Ethos, Ethics, and Performative Writing

Central to the pedagogy I adopted for a writing-intensive, general education course called "Gender in the Humanities" is the assumption that writers do not rely on a definitive, essential self that they always project in their writings. Rather, writers have many options at their fingertips, methods for shifting "self" through changing style, voice, diction, position on a topic, etc. As the Internet has shown us repeatedly, the selves we perform in texts might be utterly unrecognizable to our friends, families, co-workers. Yet for all the postmodern theories of the anti-Cartesian self that we've read and studied, well-meaning writing teachers often continue to assume that students' "transgressions" in texts demonstrate a relatively stable self.
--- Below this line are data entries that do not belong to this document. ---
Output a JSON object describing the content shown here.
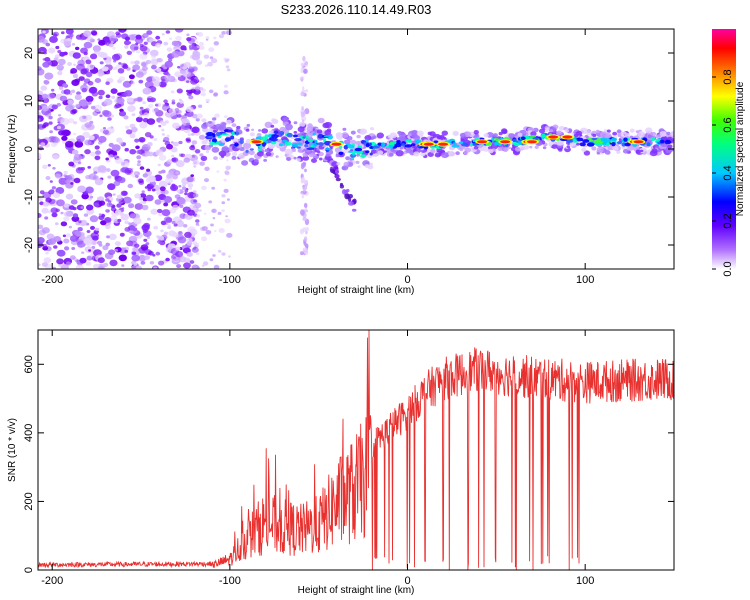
{
  "title": "S233.2026.110.14.49.R03",
  "chart_data": [
    {
      "type": "heatmap",
      "name": "spectrogram",
      "xlabel": "Height of straight line (km)",
      "ylabel": "Frequency (Hz)",
      "xlim": [
        -208,
        150
      ],
      "ylim": [
        -25,
        25
      ],
      "xticks": [
        -200,
        -100,
        0,
        100
      ],
      "yticks": [
        -20,
        -10,
        0,
        10,
        20
      ],
      "colorbar": {
        "label": "Normalized spectral amplitude",
        "range": [
          0,
          1
        ],
        "ticks": [
          "0.0",
          "0.2",
          "0.4",
          "0.6",
          "0.8"
        ],
        "colors": [
          "#ffffff",
          "#9a00ff",
          "#0000ff",
          "#00c8ff",
          "#00ff80",
          "#40ff00",
          "#ffff00",
          "#ff8000",
          "#ff0000",
          "#ff00a0"
        ]
      },
      "signal_track": {
        "x": [
          -115,
          -100,
          -90,
          -80,
          -70,
          -60,
          -50,
          -40,
          -30,
          -20,
          -10,
          0,
          10,
          20,
          40,
          60,
          80,
          100,
          120,
          150
        ],
        "freq": [
          2.0,
          2.5,
          0.8,
          1.5,
          2.5,
          1.0,
          2.0,
          0.5,
          -0.5,
          0.5,
          1.0,
          1.2,
          0.8,
          1.0,
          1.5,
          1.5,
          2.5,
          1.5,
          1.5,
          1.5
        ]
      }
    },
    {
      "type": "line",
      "name": "snr",
      "xlabel": "Height of straight line (km)",
      "ylabel": "SNR (10 * v/v)",
      "xlim": [
        -208,
        150
      ],
      "ylim": [
        0,
        700
      ],
      "xticks": [
        -200,
        -100,
        0,
        100
      ],
      "yticks": [
        0,
        200,
        400,
        600
      ],
      "color": "#e8312f",
      "envelope": {
        "x": [
          -208,
          -110,
          -100,
          -90,
          -80,
          -70,
          -60,
          -50,
          -40,
          -30,
          -20,
          -10,
          0,
          10,
          20,
          40,
          60,
          80,
          100,
          120,
          150
        ],
        "value": [
          15,
          18,
          40,
          120,
          180,
          160,
          150,
          170,
          250,
          300,
          380,
          430,
          480,
          540,
          580,
          610,
          590,
          580,
          570,
          575,
          580
        ]
      }
    }
  ]
}
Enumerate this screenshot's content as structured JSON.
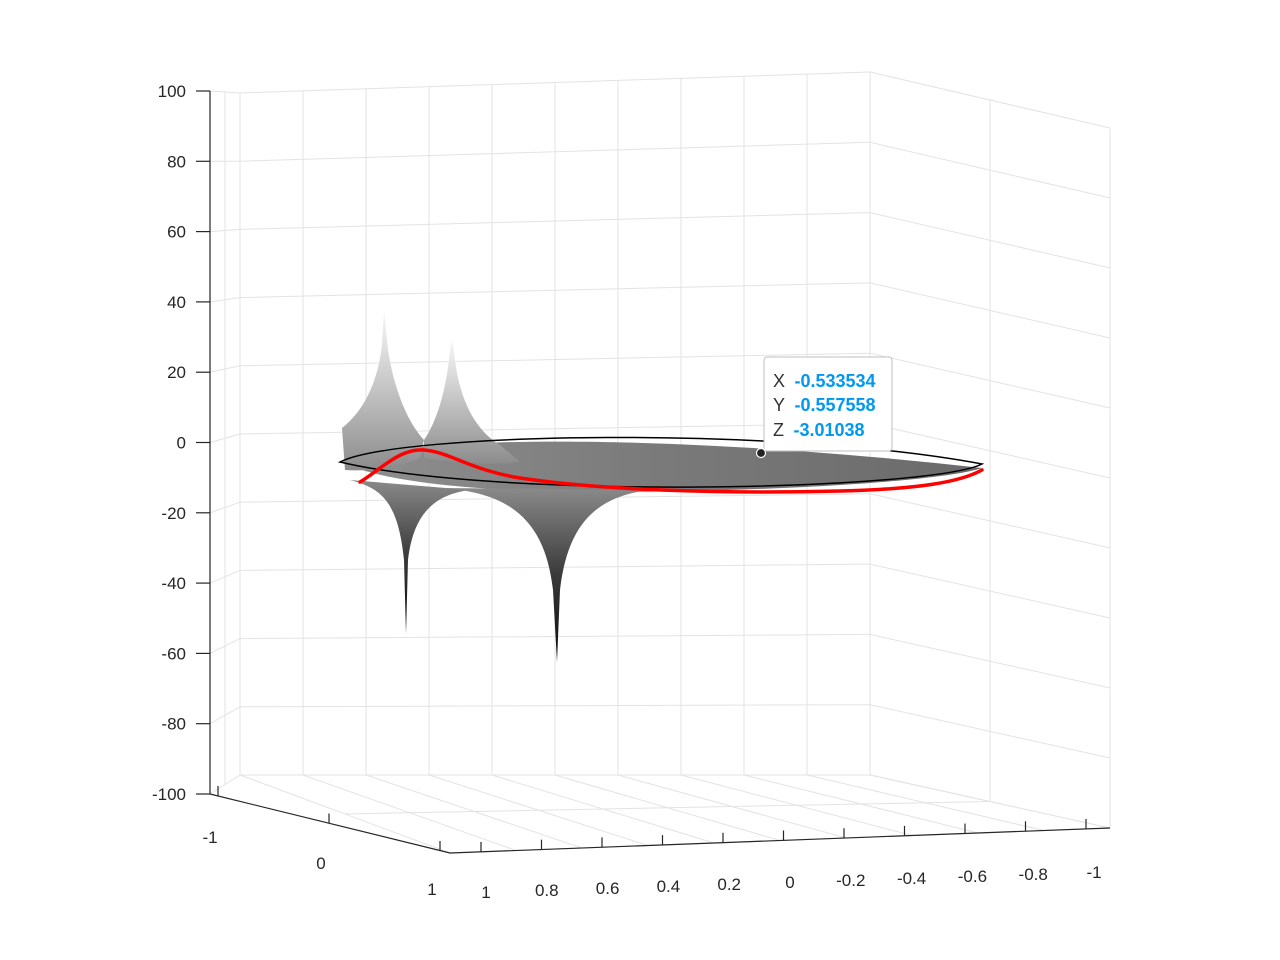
{
  "chart_data": {
    "type": "surface",
    "title": "",
    "xlabel": "",
    "ylabel": "",
    "zlabel": "",
    "xlim": [
      -1,
      1
    ],
    "ylim": [
      -1,
      1
    ],
    "zlim": [
      -100,
      100
    ],
    "grid": true,
    "colormap": "gray",
    "x_ticks": [
      "1",
      "0.8",
      "0.6",
      "0.4",
      "0.2",
      "0",
      "-0.2",
      "-0.4",
      "-0.6",
      "-0.8",
      "-1"
    ],
    "y_ticks": [
      "-1",
      "0",
      "1"
    ],
    "z_ticks": [
      "100",
      "80",
      "60",
      "40",
      "20",
      "0",
      "-20",
      "-40",
      "-60",
      "-80",
      "-100"
    ],
    "surface_features": [
      {
        "kind": "spike-up",
        "z_peak": 38
      },
      {
        "kind": "spike-up",
        "z_peak": 30
      },
      {
        "kind": "spike-down",
        "z_peak": -54
      },
      {
        "kind": "spike-down",
        "z_peak": -62
      }
    ],
    "series": [
      {
        "kind": "circle-outline",
        "color": "#000000",
        "z": -6
      },
      {
        "kind": "boundary-curve",
        "color": "#ff0000",
        "z_range": [
          -12,
          -2
        ]
      }
    ],
    "datatip": {
      "x_label": "X",
      "x_value": "-0.533534",
      "y_label": "Y",
      "y_value": "-0.557558",
      "z_label": "Z",
      "z_value": "-3.01038"
    }
  }
}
When students write homophobic comments, the liberal teacher tends to dig in, assume the writer is dangerously homophobic, slots the student in a category, and then decides what to do with the writing, how to respond, and how to evaluate.
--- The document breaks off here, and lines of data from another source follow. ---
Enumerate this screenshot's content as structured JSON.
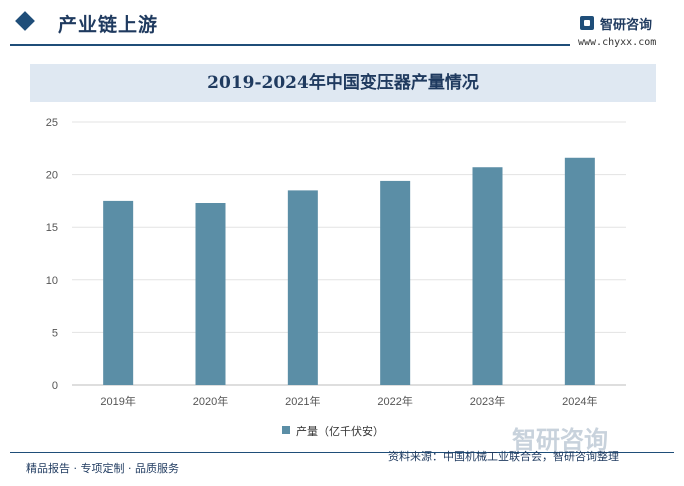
{
  "header": {
    "section_title": "产业链上游",
    "brand_name": "智研咨询",
    "brand_url": "www.chyxx.com"
  },
  "chart_data": {
    "type": "bar",
    "title": "2019-2024年中国变压器产量情况",
    "categories": [
      "2019年",
      "2020年",
      "2021年",
      "2022年",
      "2023年",
      "2024年"
    ],
    "series": [
      {
        "name": "产量（亿千伏安）",
        "values": [
          17.5,
          17.3,
          18.5,
          19.4,
          20.7,
          21.6
        ],
        "color": "#5b8ea6"
      }
    ],
    "ylim": [
      0,
      25
    ],
    "yticks": [
      0,
      5,
      10,
      15,
      20,
      25
    ],
    "grid": true,
    "legend": "bottom"
  },
  "footer": {
    "left_text": "精品报告 · 专项定制 · 品质服务",
    "source_text": "资料来源：中国机械工业联合会，智研咨询整理",
    "watermark": "智研咨询"
  }
}
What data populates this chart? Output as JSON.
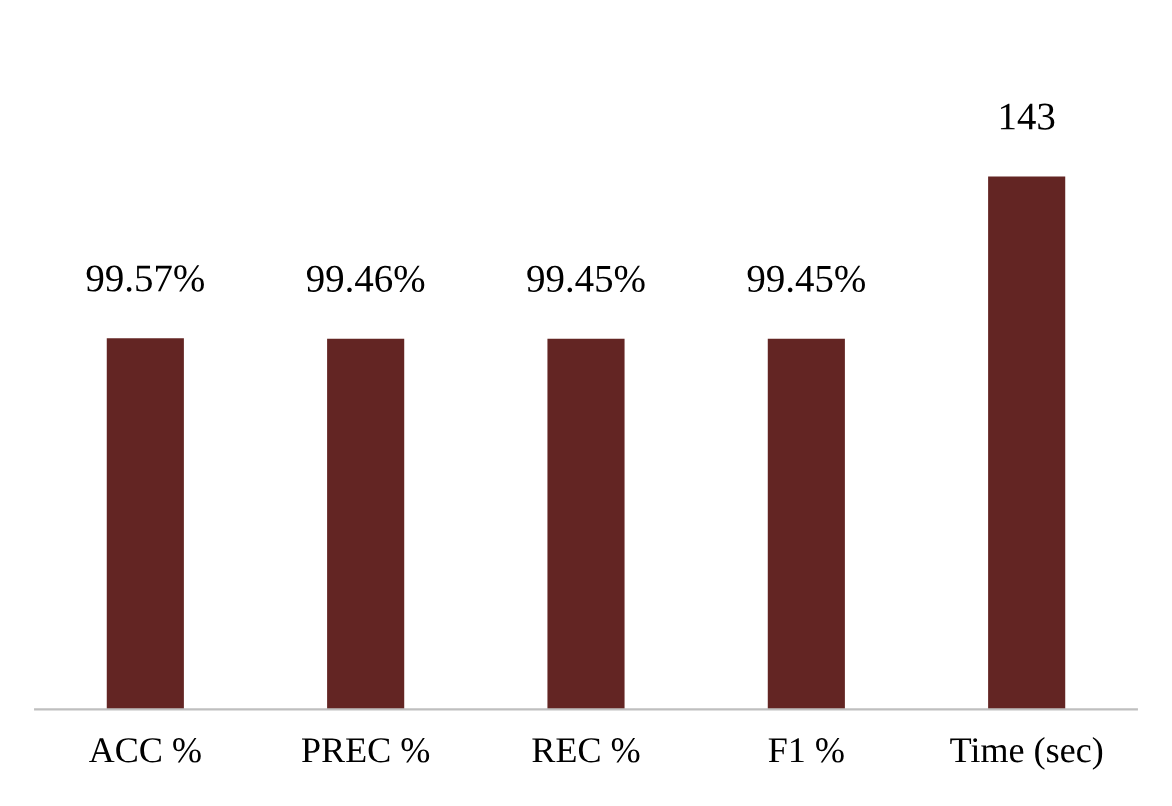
{
  "chart_data": {
    "type": "bar",
    "categories": [
      "ACC %",
      "PREC %",
      "REC %",
      "F1 %",
      "Time (sec)"
    ],
    "values": [
      99.57,
      99.46,
      99.45,
      99.45,
      143
    ],
    "value_labels": [
      "99.57%",
      "99.46%",
      "99.45%",
      "99.45%",
      "143"
    ],
    "color": "#632523",
    "grid": false,
    "legend": false
  }
}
But what if students' homophobic comments are more complicated than that? How do we get students to reflect more carefully on their positions without just "attacking" them? After all, if our students are writing in classes where they share their writings with peers, perhaps they assume that their peers believe the same cultural commonplaces as they do about LGBT people, so accessing them may seem a logical rhetorical move. Aggressive pedagogies have left me cold; no matter how "left-oriented" those pedagogies may be and how much I may agree (ideologically) with the teachers who perform them for their students, when they're enacted on me, I get downright defensive. So, too, do our students, and for good reasons. Certainly, they are less experienced than we at "academic argument"--which I'm beginning to think is less rational than we pretend and often means little more than the loudest academic wins.